My risk-averse parents

Alas, this episode is a replay not only of my reaction to external experts but also to the little cautionary voices in my head, the templates for which were laid down by my risk-averse parents, who advised me to get a Ph.D. rather than join the Peace Corps and to learn secretarial skills rather than move to New York to work for a magazine. I obeyed them because they loved me and wished the best for me, and I didn't want to disappoint them.

GPS Lady, however, doesn't love me, nor does she appear to have my best interests in mind. Silencing her is quick and easy.

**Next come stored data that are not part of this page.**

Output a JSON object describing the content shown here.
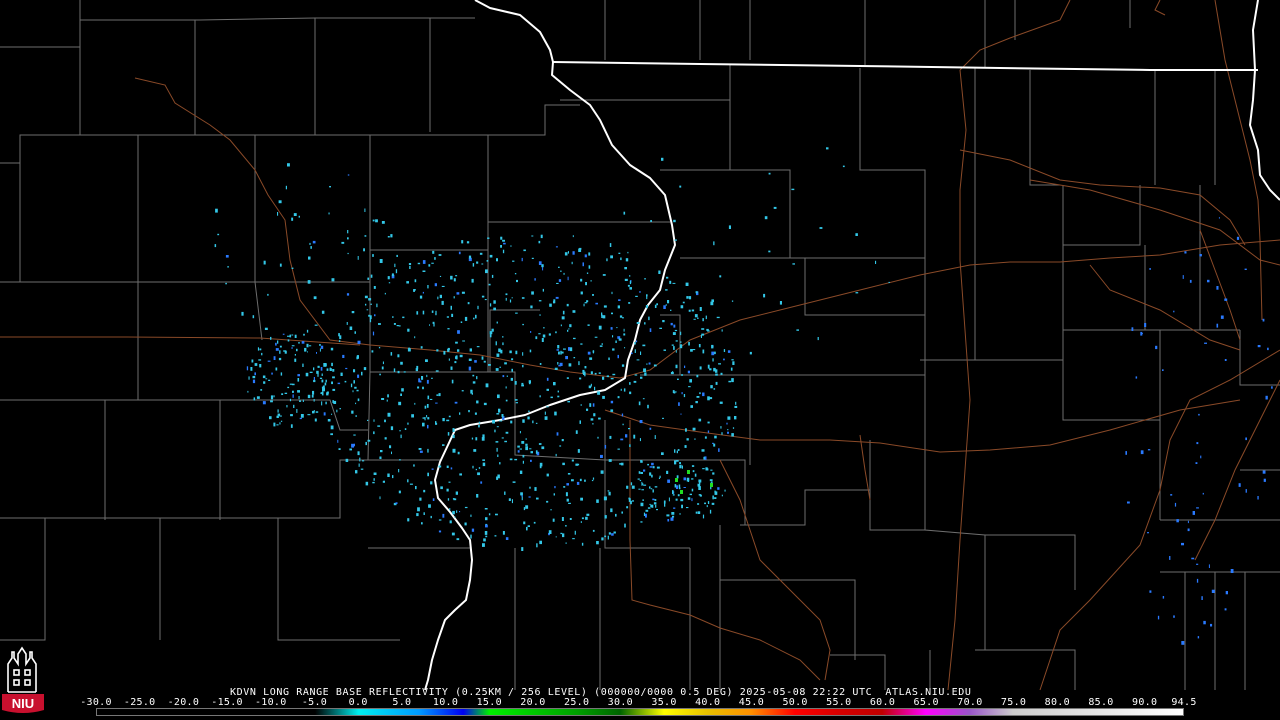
{
  "radar": {
    "caption": "KDVN LONG RANGE BASE REFLECTIVITY (0.25KM / 256 LEVEL) (000000/0000 0.5 DEG) 2025-05-08 22:22 UTC  ATLAS.NIU.EDU",
    "station": "KDVN",
    "product": "LONG RANGE BASE REFLECTIVITY",
    "timestamp": "2025-05-08 22:22 UTC",
    "source": "ATLAS.NIU.EDU"
  },
  "legend": {
    "ticks": [
      "-30.0",
      "-25.0",
      "-20.0",
      "-15.0",
      "-10.0",
      "-5.0",
      "0.0",
      "5.0",
      "10.0",
      "15.0",
      "20.0",
      "25.0",
      "30.0",
      "35.0",
      "40.0",
      "45.0",
      "50.0",
      "55.0",
      "60.0",
      "65.0",
      "70.0",
      "75.0",
      "80.0",
      "85.0",
      "90.0",
      "94.5"
    ],
    "min": -30.0,
    "max": 94.5,
    "colors": [
      {
        "v": -30,
        "c": "#000000"
      },
      {
        "v": -5,
        "c": "#000000"
      },
      {
        "v": 0,
        "c": "#00eeee"
      },
      {
        "v": 7,
        "c": "#0099ff"
      },
      {
        "v": 12,
        "c": "#0000f0"
      },
      {
        "v": 15,
        "c": "#00f000"
      },
      {
        "v": 25,
        "c": "#00a000"
      },
      {
        "v": 30,
        "c": "#006400"
      },
      {
        "v": 35,
        "c": "#ffff00"
      },
      {
        "v": 40,
        "c": "#e7c000"
      },
      {
        "v": 45,
        "c": "#ff9000"
      },
      {
        "v": 50,
        "c": "#ff0000"
      },
      {
        "v": 55,
        "c": "#d60000"
      },
      {
        "v": 60,
        "c": "#c00000"
      },
      {
        "v": 65,
        "c": "#ff00ff"
      },
      {
        "v": 70,
        "c": "#9955c9"
      },
      {
        "v": 75,
        "c": "#cccccc"
      },
      {
        "v": 94.5,
        "c": "#ffffff"
      }
    ]
  },
  "logo": {
    "text": "NIU",
    "color": "#c8102e"
  },
  "colors": {
    "background": "#000000",
    "county_lines": "#6e6e6e",
    "state_lines": "#ffffff",
    "highways": "#8a4a28",
    "echo_light": "#33c8e8",
    "echo_medium": "#2a7aff",
    "echo_strong": "#22dd22"
  }
}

Not so with the faint echo of parental admonishments recorded in my neural circuitry. For better or worse, we all harbor those echoes. They've been burned into our brains and dictate our default mode, to which we revert without a moment's notice. To wit:

Once I squelched my phone and regained my faculties, I easily found my way out of the airport and onto the Nimitz Highway by using my visual memory and reading road signs. While I did accidentally pass the Alamo office, I immediately executed a daring and probably illegal U-turn, pulled into the rental return lane feeling quite satisfied with myself and handed the car over to a large and friendly uniformed attendant.